I hate the QUEEN a lot
My little sister aka the Queen... well I hate her so much since not once in my life has she not insult me or taunt me. I feel really depress everyday cause of her. I sometimes with she isn't near me because if she isn't, I'm in a better mood. I'm always depress when I'm near her cause she has the urge to complain or compare me to something. And that's depressing.
I can't stand everyday hearing her say something that makes me mad. I'm literally crying every time she says something. Even something small like omg stupid. It's just depressing. Not once has she apologize to me. Not once. She usually acts like nothing happens the next day. That makes me mad. It makes me all moody cause she insults me and never says sorry.
Not only that, but when she insults me, she brings in all my characteristics in. For example, she says
- "At least i'm not stupid like you. I'm in AP/Honor classes and your in those dumb Mexican classes."
- "Your so deaf and blind. Stupid. I'm happy i'm not like you... blind, deaf and stupid. "
- "CRYBABY CRYBABY. "
- This is one thing i hate most about her... she talks over you. When i'm saying something she goes "nah nah nah nah blah blah blah hee hee hee...." She practically ignores all i have to say. This is what happens when we fight. She always does that. She talks over you.
- "FREAKIN Anime freak. Go die with your computer and manga. Stupid."
The Queen's Excuse:
- She says i'm really slow... Well i am, but you don't just snap at me. Gosh... i'm the older sister and she's the younger one, but she doesn't have any respect.
- She says i'm stupid cause i don't know how to spell and also cause i'm not in any "advance" classes that i can't help her on her hw. Well... sry... i'm not a competitive person nor am i good at spelling. English isn't my thing especially writing... i totally suck, but i love reading though. Hilarious right?
- Since i share computer with my little sister, she would always make me get off saying i'll be blind and deaf cause i listen to music using headphones. This i can't deny...since this is the truth. i'm on the computer a lot cause of anime, manga, music, videos, and reading people's blog. Updating stuff. But it really hurts when someone tells you directly like that. Especially Queen since she always say that.
I know i'm not close to people nor do i have many friends, but i believe she mustn't say that in front of me or loud enough for me to hear because it makes me cry and extremely depress. My mom doesn't have any consideration. Not only does she talks about my "friend" issues, she just got to spread it to everyone. Familes... church... friends... gramps... etc. IT is truly none of her business to spread my problems.

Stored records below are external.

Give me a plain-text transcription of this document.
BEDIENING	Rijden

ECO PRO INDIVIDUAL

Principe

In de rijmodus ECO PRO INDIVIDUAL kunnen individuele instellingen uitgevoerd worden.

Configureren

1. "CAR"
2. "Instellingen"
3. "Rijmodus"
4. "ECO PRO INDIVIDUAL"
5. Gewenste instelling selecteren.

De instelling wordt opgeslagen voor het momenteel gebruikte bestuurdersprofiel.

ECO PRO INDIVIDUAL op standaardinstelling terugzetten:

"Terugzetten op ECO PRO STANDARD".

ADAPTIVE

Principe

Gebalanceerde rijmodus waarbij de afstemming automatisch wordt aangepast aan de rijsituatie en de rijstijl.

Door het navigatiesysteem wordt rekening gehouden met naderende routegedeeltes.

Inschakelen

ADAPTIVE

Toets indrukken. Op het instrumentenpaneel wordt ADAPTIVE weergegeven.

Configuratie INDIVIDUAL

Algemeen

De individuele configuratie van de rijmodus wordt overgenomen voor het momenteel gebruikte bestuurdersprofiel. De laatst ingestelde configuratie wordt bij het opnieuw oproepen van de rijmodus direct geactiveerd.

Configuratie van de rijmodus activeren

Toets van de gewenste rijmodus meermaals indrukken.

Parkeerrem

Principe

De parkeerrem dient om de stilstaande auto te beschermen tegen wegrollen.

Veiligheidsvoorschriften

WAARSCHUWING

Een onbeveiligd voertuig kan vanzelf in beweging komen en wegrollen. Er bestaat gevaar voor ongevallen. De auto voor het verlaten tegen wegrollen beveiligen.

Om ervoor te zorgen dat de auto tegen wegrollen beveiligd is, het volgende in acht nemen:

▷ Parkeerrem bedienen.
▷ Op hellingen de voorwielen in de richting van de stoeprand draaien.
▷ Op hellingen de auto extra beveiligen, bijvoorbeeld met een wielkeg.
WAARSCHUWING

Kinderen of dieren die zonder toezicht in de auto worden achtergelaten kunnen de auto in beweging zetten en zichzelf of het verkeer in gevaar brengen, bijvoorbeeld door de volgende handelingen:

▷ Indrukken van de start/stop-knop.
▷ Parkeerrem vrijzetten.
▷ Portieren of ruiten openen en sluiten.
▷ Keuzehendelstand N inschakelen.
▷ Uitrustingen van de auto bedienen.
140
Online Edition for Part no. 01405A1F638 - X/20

It's not like i don't try to be close to people, but i'm rather shy. i'm not outgoing so it's hard for me but i'm trying. I'm actually trying, but having my parents put me down makes it hard for me to make friends. It makes me more depress.
So in order for me not to be depress, i usually play computer or im people or do something that doesn't involve interacting with my parents or the Queen. This actually solves my problem. I rather interact with people i hang at school instead of family. The friends at my school are more nice and don't speak cruelly about me... so far i haven't hear someone talking bad about me so it's good.
My goal to prevent the syndrome of depression:
-avoid the Queen at all cost... steer away Amy.
-When Queen ask to use computer, just get off even though watching anime or reading manga.
-When finish eating dinner, walk away from the family.
-watch anime or read manga to make me smile.
-attempt to look at colleges so i can decide on career.
-watch drama, listen to music, do hw.
-read interesting articles to enhance my intelligence.
- don't go to church anymore since going to church makes me depress since my cousins are there. It's not that i hate them, but rather the fact the queen would always be super mean and always compare me to them. Of course they are smarter since they took high classes and they have a neat set of vocabulary. (not my cuzins fault, but the queen.) Church in my opinion didn't change my sister and mother in any way that is possible good. They are the same as always.... mean and hypocrite especially my mom. She changes her voice and attitude like changing the page of a book. Scary.